Big numbers are part and parcel of modern football – from eye-watering player wages to multi-million-pound sponsorship deals. These figures grab headlines and spark debates among fans, but they often obscure a more fundamental question: how do football clubs actually make their money? And more importantly, how sustainable is that income?
Last week, Manchester United (I’m not a supporter) released their full-year financial results. The club reported revenue of £666.5 million, a 10% increase year-on-year. Despite this growth, they posted an operating loss of £18.4 million, though this was a marked improvement from the £69.3 million loss recorded the previous year.
Football clubs typically earn revenue from three main streams:
- Matchday – ticket sales and hospitality packages.
- Broadcasting – payments from domestic and international competitions.
- Commercial – sponsorships, merchandise, and other brand-related deals.
For Manchester United:
- Matchday revenue accounted for 24.1% of total income (up from 20.7%).
- Broadcasting revenue dropped to 25.9% (from 33.5%).
- Commercial revenue rose to 50% (from 45.8%).
United has long been considered a commercial powerhouse in football, leveraging its global brand through sponsorships and marquee signings. But those signings come at a cost – a massive one.
The club’s employee benefit expenses for the year totalled £313 million. This figure becomes particularly problematic when broadcasting income declines. For the 2024/25 season, the Premier League distributed £2.834 billion across participating clubs. League winners Liverpool earned just under £175 million, while 15th-placed Manchester United received £136 million. United’s total broadcasting revenue for the year was £173 million, down 22% from the previous year.

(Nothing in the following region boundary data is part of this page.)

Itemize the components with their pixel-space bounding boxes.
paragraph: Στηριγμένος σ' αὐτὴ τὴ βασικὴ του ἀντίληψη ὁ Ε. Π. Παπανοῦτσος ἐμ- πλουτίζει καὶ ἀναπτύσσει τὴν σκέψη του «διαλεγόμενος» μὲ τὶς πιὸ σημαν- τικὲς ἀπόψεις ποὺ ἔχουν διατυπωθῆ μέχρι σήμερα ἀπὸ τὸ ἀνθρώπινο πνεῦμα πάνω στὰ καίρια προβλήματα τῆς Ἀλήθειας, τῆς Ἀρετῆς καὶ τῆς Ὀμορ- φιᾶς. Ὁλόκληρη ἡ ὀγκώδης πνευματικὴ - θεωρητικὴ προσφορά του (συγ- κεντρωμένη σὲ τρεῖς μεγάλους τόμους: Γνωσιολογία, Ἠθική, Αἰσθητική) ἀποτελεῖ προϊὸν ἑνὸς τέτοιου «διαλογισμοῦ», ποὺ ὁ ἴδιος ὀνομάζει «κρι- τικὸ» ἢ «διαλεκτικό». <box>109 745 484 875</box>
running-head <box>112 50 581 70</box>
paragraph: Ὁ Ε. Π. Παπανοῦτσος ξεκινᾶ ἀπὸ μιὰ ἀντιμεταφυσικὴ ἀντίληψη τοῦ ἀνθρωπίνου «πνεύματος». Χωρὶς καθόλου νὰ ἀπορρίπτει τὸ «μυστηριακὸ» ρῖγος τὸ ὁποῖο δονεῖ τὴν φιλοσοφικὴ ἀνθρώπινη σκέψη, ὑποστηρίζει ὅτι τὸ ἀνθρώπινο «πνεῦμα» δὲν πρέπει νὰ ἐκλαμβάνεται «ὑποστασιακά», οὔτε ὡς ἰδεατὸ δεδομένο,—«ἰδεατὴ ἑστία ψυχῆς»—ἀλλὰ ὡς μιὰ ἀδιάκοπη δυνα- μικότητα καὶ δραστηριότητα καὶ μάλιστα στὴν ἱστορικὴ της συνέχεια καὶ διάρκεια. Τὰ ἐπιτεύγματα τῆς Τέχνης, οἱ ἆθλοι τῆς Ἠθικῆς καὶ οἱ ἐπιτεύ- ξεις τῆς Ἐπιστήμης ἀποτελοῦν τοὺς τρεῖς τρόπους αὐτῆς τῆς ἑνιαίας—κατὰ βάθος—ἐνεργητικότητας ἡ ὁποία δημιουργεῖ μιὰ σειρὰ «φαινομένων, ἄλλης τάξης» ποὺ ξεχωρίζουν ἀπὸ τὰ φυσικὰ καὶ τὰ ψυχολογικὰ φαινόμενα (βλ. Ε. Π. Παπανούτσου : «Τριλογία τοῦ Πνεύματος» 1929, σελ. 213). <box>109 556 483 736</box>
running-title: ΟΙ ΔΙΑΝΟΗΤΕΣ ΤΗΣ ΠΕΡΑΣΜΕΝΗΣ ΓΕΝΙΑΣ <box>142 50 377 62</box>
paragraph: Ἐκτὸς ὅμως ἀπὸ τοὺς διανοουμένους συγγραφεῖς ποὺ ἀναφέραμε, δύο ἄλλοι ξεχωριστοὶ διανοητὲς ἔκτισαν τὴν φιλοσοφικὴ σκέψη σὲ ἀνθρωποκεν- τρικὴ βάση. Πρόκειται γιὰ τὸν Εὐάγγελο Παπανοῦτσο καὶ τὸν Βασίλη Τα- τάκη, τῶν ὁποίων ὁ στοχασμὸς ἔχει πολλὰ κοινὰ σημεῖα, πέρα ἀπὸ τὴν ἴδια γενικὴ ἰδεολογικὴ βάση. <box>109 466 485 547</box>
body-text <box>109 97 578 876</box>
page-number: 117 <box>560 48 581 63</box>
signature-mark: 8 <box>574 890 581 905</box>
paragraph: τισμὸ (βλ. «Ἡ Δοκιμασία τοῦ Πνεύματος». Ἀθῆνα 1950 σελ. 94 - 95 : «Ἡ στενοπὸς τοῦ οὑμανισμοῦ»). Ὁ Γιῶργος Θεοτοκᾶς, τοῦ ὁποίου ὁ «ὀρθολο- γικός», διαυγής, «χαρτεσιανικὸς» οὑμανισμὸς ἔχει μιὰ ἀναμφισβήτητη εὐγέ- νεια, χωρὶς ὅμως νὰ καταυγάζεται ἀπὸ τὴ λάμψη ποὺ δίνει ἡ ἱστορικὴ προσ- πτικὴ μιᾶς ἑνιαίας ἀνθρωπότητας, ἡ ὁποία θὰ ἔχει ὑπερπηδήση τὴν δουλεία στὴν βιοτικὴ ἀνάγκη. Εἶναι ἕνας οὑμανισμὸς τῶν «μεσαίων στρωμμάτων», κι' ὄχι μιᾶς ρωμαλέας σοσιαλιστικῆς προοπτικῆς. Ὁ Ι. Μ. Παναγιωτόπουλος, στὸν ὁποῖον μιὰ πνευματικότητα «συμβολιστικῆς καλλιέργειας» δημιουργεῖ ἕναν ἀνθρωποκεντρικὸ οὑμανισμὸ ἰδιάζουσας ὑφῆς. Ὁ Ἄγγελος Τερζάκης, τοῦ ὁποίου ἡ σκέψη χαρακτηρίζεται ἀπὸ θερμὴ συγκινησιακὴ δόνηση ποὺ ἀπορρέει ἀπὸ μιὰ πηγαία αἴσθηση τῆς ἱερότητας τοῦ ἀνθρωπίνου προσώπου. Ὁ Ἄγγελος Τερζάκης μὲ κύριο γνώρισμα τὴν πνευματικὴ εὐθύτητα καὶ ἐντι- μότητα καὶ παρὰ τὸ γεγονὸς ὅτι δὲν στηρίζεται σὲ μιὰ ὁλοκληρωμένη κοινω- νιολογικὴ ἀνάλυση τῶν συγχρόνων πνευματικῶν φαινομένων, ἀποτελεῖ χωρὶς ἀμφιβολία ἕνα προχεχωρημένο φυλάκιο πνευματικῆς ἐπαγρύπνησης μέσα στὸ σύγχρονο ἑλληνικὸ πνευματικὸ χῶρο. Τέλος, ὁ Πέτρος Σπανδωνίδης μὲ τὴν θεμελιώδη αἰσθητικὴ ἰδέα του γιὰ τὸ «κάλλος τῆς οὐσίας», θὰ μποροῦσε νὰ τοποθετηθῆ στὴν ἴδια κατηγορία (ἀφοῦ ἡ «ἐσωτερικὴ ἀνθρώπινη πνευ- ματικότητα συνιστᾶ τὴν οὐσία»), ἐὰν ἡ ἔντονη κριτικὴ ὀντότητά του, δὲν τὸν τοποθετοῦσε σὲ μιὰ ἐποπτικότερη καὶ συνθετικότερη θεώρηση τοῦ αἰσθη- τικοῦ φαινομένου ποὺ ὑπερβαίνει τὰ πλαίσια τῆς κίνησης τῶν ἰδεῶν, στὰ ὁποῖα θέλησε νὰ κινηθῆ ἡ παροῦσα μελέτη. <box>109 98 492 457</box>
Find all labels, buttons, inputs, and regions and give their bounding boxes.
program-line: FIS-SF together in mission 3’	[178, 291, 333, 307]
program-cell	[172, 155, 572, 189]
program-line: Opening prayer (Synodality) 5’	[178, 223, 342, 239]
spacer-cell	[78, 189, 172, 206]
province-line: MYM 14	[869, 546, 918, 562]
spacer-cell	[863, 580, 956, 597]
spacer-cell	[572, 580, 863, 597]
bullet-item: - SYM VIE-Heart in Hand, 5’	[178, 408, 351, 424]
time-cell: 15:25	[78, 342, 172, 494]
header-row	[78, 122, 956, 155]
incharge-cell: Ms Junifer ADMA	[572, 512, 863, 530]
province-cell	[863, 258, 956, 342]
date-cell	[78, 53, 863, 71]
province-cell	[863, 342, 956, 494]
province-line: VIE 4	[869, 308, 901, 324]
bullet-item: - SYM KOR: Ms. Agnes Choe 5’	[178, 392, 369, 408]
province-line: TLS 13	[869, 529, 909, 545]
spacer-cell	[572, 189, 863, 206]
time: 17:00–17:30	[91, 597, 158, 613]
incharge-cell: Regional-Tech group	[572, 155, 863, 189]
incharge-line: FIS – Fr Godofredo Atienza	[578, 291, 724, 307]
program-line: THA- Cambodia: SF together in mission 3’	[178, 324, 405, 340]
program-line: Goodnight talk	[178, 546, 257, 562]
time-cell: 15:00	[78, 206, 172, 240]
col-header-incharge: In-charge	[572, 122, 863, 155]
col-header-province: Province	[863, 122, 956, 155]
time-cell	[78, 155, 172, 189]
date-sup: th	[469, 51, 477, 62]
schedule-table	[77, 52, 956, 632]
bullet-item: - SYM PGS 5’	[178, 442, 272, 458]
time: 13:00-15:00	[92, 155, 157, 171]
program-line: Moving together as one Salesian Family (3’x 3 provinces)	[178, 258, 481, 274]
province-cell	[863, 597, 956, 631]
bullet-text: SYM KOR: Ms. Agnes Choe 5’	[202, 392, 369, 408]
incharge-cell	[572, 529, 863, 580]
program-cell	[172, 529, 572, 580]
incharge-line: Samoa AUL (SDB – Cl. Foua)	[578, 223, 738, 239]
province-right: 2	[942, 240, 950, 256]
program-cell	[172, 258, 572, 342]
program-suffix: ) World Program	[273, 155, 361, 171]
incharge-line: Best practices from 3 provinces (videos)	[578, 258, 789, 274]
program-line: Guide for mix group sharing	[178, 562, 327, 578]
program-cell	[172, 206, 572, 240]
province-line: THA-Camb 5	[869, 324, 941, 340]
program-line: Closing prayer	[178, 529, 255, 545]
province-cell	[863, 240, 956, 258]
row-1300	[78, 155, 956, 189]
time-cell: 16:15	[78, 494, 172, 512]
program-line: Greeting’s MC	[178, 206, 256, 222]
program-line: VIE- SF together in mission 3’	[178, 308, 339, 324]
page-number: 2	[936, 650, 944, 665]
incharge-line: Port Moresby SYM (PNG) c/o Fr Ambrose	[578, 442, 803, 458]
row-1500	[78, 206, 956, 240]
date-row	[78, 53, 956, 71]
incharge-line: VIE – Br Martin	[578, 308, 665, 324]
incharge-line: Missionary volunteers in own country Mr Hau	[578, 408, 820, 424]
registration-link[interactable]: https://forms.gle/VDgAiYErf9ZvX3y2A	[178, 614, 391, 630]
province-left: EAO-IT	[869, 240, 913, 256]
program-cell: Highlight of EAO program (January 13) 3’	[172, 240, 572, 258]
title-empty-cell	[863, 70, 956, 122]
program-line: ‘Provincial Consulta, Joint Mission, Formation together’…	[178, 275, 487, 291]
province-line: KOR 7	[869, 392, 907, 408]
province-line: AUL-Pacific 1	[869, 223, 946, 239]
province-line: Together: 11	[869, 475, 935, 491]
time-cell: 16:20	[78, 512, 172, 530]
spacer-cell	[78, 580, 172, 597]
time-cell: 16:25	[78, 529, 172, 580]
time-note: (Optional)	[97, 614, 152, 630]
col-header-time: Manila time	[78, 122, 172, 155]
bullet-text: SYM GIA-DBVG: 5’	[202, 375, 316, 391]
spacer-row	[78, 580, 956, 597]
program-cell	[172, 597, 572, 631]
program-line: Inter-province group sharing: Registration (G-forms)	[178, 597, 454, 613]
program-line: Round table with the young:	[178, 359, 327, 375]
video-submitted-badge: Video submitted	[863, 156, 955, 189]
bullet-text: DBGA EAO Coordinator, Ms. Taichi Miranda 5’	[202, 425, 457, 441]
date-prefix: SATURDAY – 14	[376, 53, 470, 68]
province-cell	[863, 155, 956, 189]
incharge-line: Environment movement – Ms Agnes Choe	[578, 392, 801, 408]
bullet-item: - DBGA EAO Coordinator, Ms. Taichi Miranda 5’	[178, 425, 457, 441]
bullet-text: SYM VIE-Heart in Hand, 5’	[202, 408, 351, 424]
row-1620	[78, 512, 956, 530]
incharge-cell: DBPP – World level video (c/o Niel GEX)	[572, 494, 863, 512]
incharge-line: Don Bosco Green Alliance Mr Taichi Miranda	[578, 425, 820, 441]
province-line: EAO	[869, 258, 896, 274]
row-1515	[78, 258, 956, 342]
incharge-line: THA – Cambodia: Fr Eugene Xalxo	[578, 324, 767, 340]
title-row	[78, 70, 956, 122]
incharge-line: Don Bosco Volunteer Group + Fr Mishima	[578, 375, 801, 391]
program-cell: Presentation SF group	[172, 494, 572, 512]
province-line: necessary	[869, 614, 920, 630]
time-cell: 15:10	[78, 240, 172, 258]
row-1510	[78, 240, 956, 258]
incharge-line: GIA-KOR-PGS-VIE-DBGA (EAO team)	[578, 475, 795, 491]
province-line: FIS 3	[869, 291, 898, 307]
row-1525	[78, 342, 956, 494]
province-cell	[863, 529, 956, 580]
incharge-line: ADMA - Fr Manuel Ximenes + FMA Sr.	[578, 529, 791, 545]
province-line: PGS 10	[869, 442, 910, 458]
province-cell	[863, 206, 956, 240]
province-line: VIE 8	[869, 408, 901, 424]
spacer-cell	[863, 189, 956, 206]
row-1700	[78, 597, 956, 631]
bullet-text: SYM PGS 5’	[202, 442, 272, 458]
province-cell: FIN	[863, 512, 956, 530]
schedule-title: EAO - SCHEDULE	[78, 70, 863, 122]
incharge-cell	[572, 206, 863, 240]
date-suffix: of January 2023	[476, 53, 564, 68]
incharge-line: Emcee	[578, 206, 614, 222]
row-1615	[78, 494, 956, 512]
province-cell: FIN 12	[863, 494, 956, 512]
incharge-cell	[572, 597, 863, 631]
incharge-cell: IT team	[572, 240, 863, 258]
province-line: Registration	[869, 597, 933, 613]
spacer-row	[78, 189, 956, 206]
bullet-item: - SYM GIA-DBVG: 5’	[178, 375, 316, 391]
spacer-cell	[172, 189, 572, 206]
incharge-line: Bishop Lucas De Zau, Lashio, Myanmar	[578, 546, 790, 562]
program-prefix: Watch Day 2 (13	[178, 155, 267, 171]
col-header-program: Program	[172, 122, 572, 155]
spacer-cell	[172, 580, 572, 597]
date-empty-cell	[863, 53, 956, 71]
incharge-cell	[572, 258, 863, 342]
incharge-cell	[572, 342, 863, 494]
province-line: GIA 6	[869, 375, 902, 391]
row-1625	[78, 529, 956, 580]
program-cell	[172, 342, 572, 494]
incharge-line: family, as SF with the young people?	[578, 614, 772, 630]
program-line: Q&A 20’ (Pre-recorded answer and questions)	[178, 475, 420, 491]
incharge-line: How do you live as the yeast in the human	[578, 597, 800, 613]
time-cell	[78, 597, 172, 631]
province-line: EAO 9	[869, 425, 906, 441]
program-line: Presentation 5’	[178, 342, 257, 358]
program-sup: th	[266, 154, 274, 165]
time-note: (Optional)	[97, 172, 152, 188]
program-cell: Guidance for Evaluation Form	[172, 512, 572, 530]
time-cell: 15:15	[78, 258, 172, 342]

To support its operations, Manchester United has also leaned heavily on debt. The club’s debt-to-equity ratio currently stands at 333%, down from 383% last year. This reduction is largely due to cost-cutting measures introduced by Jim Ratcliffe, along with his £79 million capital injection into the club last year.
What’s particularly striking is the club’s valuation. Despite being one of the most recognisable sports brands globally, Manchester United has a market cap of just £2.6 billion. For comparison, Shoprite, a retailer with most of its footprint in South Africa, boasts an exchange-rate adjusted market cap of over £7.1 billion — roughly 2.7 times the size of Manchester United.